Groups working on new snack, bakery, or beverage products often involve us in pilot production. We have helped start-up producers fix issues with “flat” or “unappealing” low-sugar products by recommending maltol dose rates and pinpointing process tweaks that boost aroma and mouthfeel. We also spend time troubleshooting results for established global brands facing flavor loss during long storage or shipment.
Pharmaceutical formulation teams seeking improved taste-masking in challenging iron or mineral supplements also reach out. Our R&D works hands-on with customers, adjusting milling, particle sizing, or solvent processing based on tablet, liquid, or gummy applications. Each lesson learned feeds back into our product improvements and documentation.

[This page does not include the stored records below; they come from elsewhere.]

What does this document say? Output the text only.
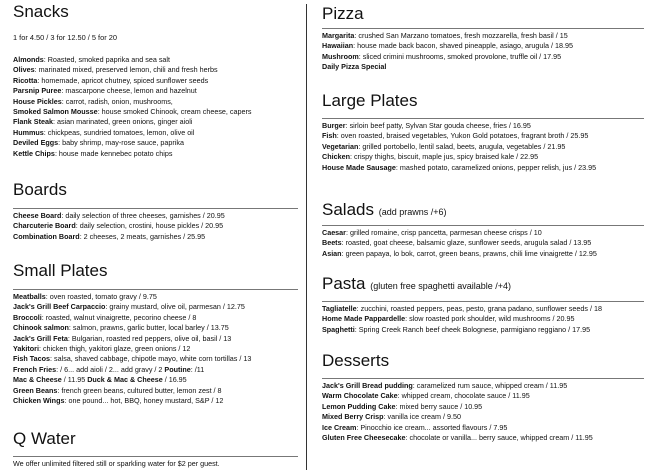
Snacks
1 for 4.50 / 3 for 12.50 / 5 for 20
Almonds: Roasted, smoked paprika and sea salt
Olives: marinated mixed, preserved lemon, chili and fresh herbs
Ricotta: homemade, apricot chutney, spiced sunflower seeds
Parsnip Puree: mascarpone cheese, lemon and hazelnut
House Pickles: carrot, radish, onion, mushrooms,
Smoked Salmon Mousse: house smoked Chinook, cream cheese, capers
Flank Steak: asian marinated, green onions, ginger aioli
Hummus: chickpeas, sundried tomatoes, lemon, olive oil
Deviled Eggs: baby shrimp, may-rose sauce, paprika
Kettle Chips: house made kennebec potato chips
Boards
Cheese Board: daily selection of three cheeses, garnishes / 20.95
Charcuterie Board: daily selection, crostini, house pickles / 20.95
Combination Board: 2 cheeses, 2 meats, garnishes / 25.95
Small Plates
Meatballs: oven roasted, tomato gravy / 9.75
Jack's Grill Beef Carpaccio: grainy mustard, olive oil, parmesan / 12.75
Broccoli: roasted, walnut vinaigrette, pecorino cheese / 8
Chinook salmon: salmon, prawns, garlic butter, local barley / 13.75
Jack's Grill Feta: Bulgarian, roasted red peppers, olive oil, basil / 13
Yakitori: chicken thigh, yakitori glaze, green onions / 12
Fish Tacos: salsa, shaved cabbage, chipotle mayo, white corn tortillas / 13
French Fries: / 6... add aioli / 2... add gravy / 2 Poutine: /11
Mac & Cheese / 11.95 Duck & Mac & Cheese / 16.95
Green Beans: french green beans, cultured butter, lemon zest / 8
Chicken Wings: one pound... hot, BBQ, honey mustard, S&P / 12
Q Water
We offer unlimited filtered still or sparkling water for $2 per guest.
Pizza
Margarita: crushed San Marzano tomatoes, fresh mozzarella, fresh basil / 15
Hawaiian: house made back bacon, shaved pineapple, asiago, arugula / 18.95
Mushroom: sliced crimini mushrooms, smoked provolone, truffle oil / 17.95
Daily Pizza Special
Large Plates
Burger: sirloin beef patty, Sylvan Star gouda cheese, fries / 16.95
Fish: oven roasted, braised vegetables, Yukon Gold potatoes, fragrant broth / 25.95
Vegetarian: grilled portobello, lentil salad, beets, arugula, vegetables / 21.95
Chicken: crispy thighs, biscuit, maple jus, spicy braised kale / 22.95
House Made Sausage: mashed potato, caramelized onions, pepper relish, jus / 23.95
Salads (add prawns /+6)
Caesar: grilled romaine, crisp pancetta, parmesan cheese crisps / 10
Beets: roasted, goat cheese, balsamic glaze, sunflower seeds, arugula salad / 13.95
Asian: green papaya, lo bok, carrot, green beans, prawns, chili lime vinaigrette / 12.95
Pasta (gluten free spaghetti available /+4)
Tagliatelle: zucchini, roasted peppers, peas, pesto, grana padano, sunflower seeds / 18
Home Made Pappardelle: slow roasted pork shoulder, wild mushrooms / 20.95
Spaghetti: Spring Creek Ranch beef cheek Bolognese, parmigiano reggiano / 17.95
Desserts
Jack's Grill Bread pudding: caramelized rum sauce, whipped cream / 11.95
Warm Chocolate Cake: whipped cream, chocolate sauce / 11.95
Lemon Pudding Cake: mixed berry sauce / 10.95
Mixed Berry Crisp: vanilla ice cream / 9.50
Ice Cream: Pinocchio ice cream... assorted flavours / 7.95
Gluten Free Cheesecake: chocolate or vanilla... berry sauce, whipped cream / 11.95
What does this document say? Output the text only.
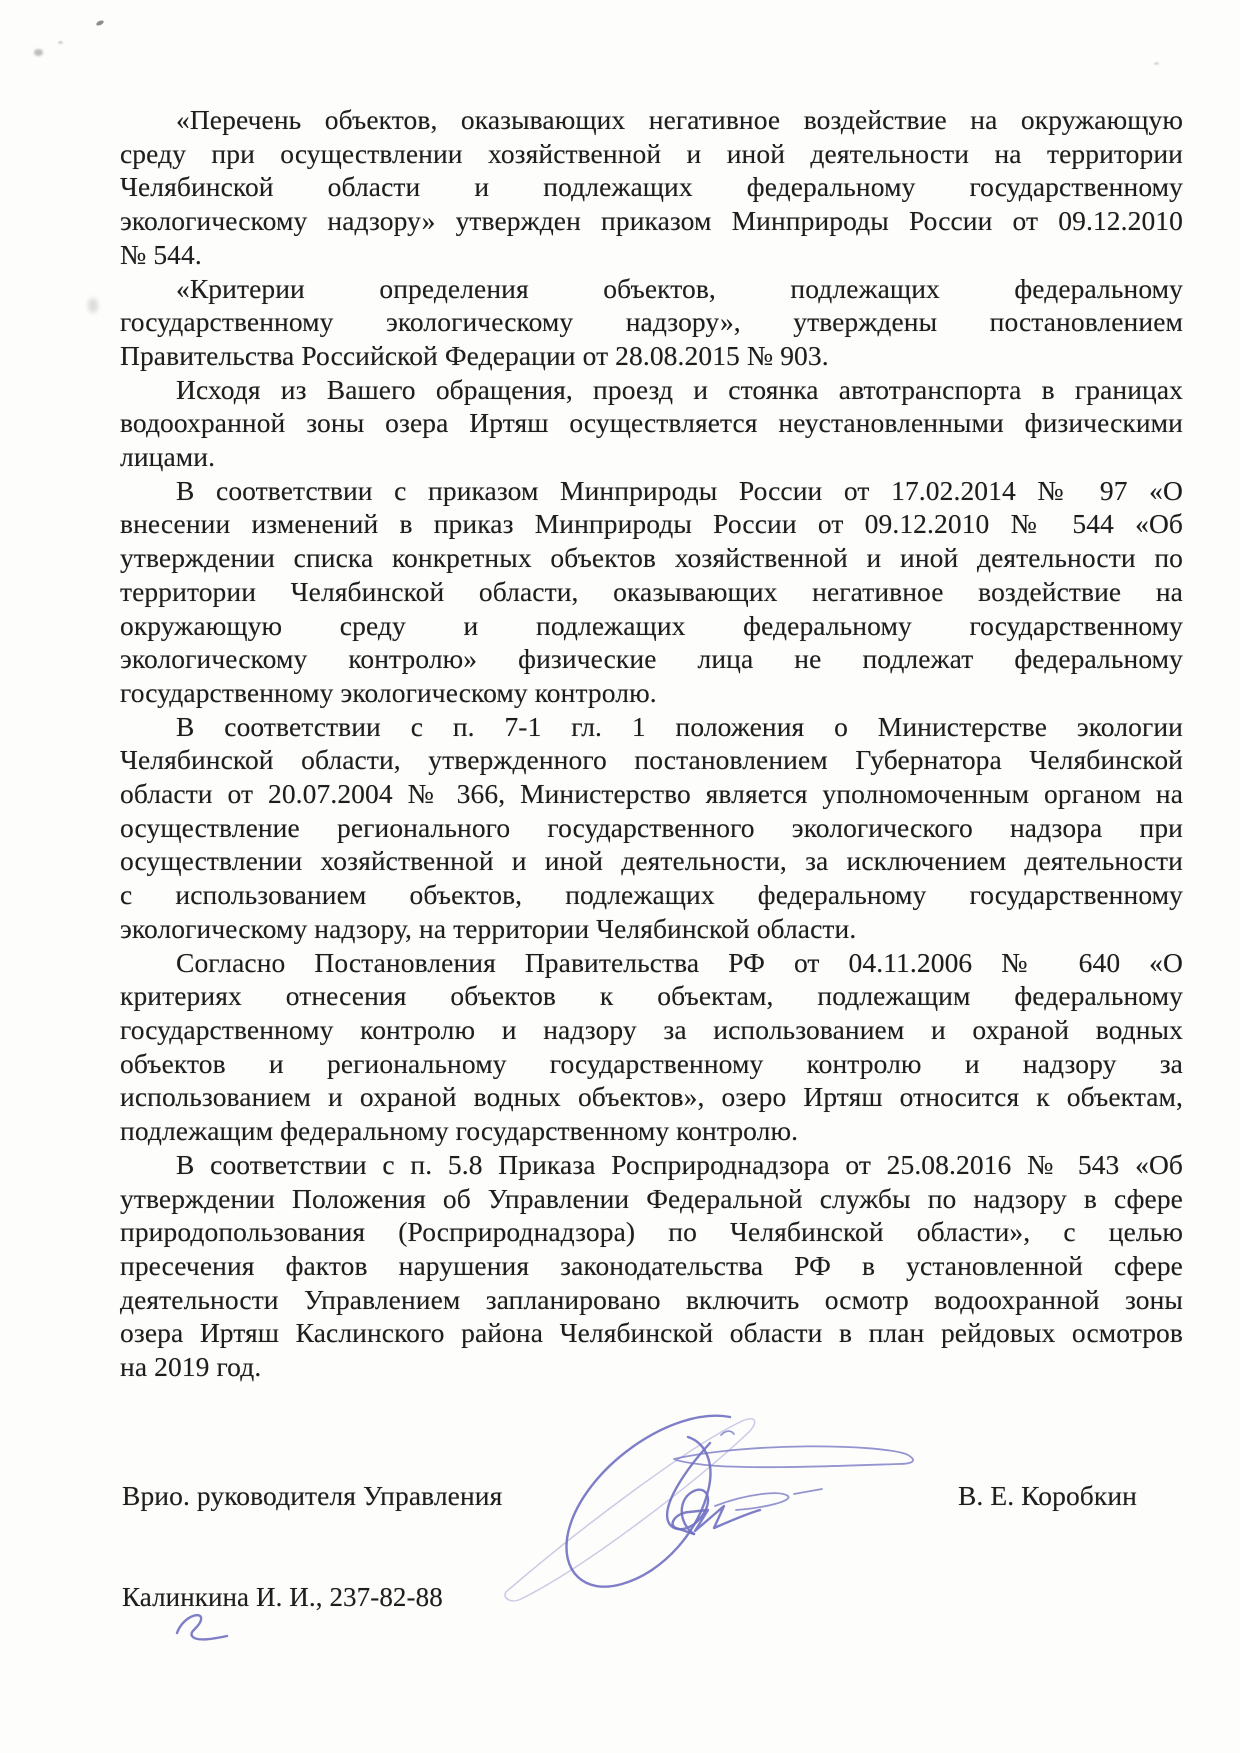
«Перечень объектов, оказывающих негативное воздействие на окружающую
среду при осуществлении хозяйственной и иной деятельности на территории
Челябинской области и подлежащих федеральному государственному
экологическому надзору» утвержден приказом Минприроды России от 09.12.2010
№ 544.
«Критерии определения объектов, подлежащих федеральному
государственному экологическому надзору», утверждены постановлением
Правительства Российской Федерации от 28.08.2015 № 903.
Исходя из Вашего обращения, проезд и стоянка автотранспорта в границах
водоохранной зоны озера Иртяш осуществляется неустановленными физическими
лицами.
В соответствии с приказом Минприроды России от 17.02.2014 № 97 «О
внесении изменений в приказ Минприроды России от 09.12.2010 № 544 «Об
утверждении списка конкретных объектов хозяйственной и иной деятельности по
территории Челябинской области, оказывающих негативное воздействие на
окружающую среду и подлежащих федеральному государственному
экологическому контролю» физические лица не подлежат федеральному
государственному экологическому контролю.
В соответствии с п. 7-1 гл. 1 положения о Министерстве экологии
Челябинской области, утвержденного постановлением Губернатора Челябинской
области от 20.07.2004 № 366, Министерство является уполномоченным органом на
осуществление регионального государственного экологического надзора при
осуществлении хозяйственной и иной деятельности, за исключением деятельности
с использованием объектов, подлежащих федеральному государственному
экологическому надзору, на территории Челябинской области.
Согласно Постановления Правительства РФ от 04.11.2006 № 640 «О
критериях отнесения объектов к объектам, подлежащим федеральному
государственному контролю и надзору за использованием и охраной водных
объектов и региональному государственному контролю и надзору за
использованием и охраной водных объектов», озеро Иртяш относится к объектам,
подлежащим федеральному государственному контролю.
В соответствии с п. 5.8 Приказа Росприроднадзора от 25.08.2016 № 543 «Об
утверждении Положения об Управлении Федеральной службы по надзору в сфере
природопользования (Росприроднадзора) по Челябинской области», с целью
пресечения фактов нарушения законодательства РФ в установленной сфере
деятельности Управлением запланировано включить осмотр водоохранной зоны
озера Иртяш Каслинского района Челябинской области в план рейдовых осмотров
на 2019 год.
Врио. руководителя Управления	В. Е. Коробкин
Калинкина И. И., 237-82-88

Supplying maltol teaches lessons about real-world logistics. Food processors in North America require tight documentation and batch traceability, with clear positions on allergen and GMO status. Bakeries and manufacturers in Europe lean toward lower maximum residue levels and transparent environmental impact reporting. Clients in Asia favor packing flexibility and need fast turnaround for new flavor launches. Direct conversations, site visits, and on-the-ground technical work mean we stay current with regional requirements and keep building lasting relationships.
We’ve watched customers’ regulatory and supply requirements increase and evolve over time. The need for precise technical dialogue, hands-on sampling, and joint troubleshooting never fades. Feedback from both product development and production helps drive improvements, whether that involves a modified drying step to prevent clumping in high-humidity destinations, or a tweaked grinding process to meet fluid-mixing needs.
Shipping the finished maltol to clients doesn’t end our involvement. We keep our technical support lines open, fielding questions on storage, blending, and stability after the product leaves our hands. If a customer runs a trial and needs a different mesh size to improve blending, or asks for expanded allergen or contaminant testing, we adjust and respond.
We support customers through process transitions — from new product scale-ups to regulatory filings or new packaging needs. Our actions reflect the understanding that ingredients must perform not just in theory, but in thousands or millions of end products. This practical, ongoing service makes a difference in how maltol gets used, tasted, and noticed by consumers.
Manufacturing maltol has become more than just a batch-based chemical process. We see each kilogram as part of products that impact real people’s routines and businesses. Each improvement in process, testing, or sustainability ripples outward — helping other businesses respond to changing consumer demand and regulatory shifts.
Ongoing investment in process controls and supply traceability remains essential if we want to supply food and pharmaceutical brands of every size. Experience tells us that market needs, tastes, and rules will continue to change, and we must keep learning directly from both scientific developments and our most demanding customers.
Working close to the source, understanding the intricate chemistry and practical realities, and staying open to dialogue with partners lets us offer more than just a standardized product. It allows us to support new launches, reformulations, and the ongoing work of making food and health products taste better, last longer, and match evolving regulations.
As a direct manufacturer, we view the story of maltol as ongoing— not a static, finished chapter, but a part of continuous research, collaboration, and practical problem-solving. From sourcing and process chemistry to packaging, support, and sustainability, every piece counts. We look forward to pushing those boundaries further, hand in hand with our customers and partners.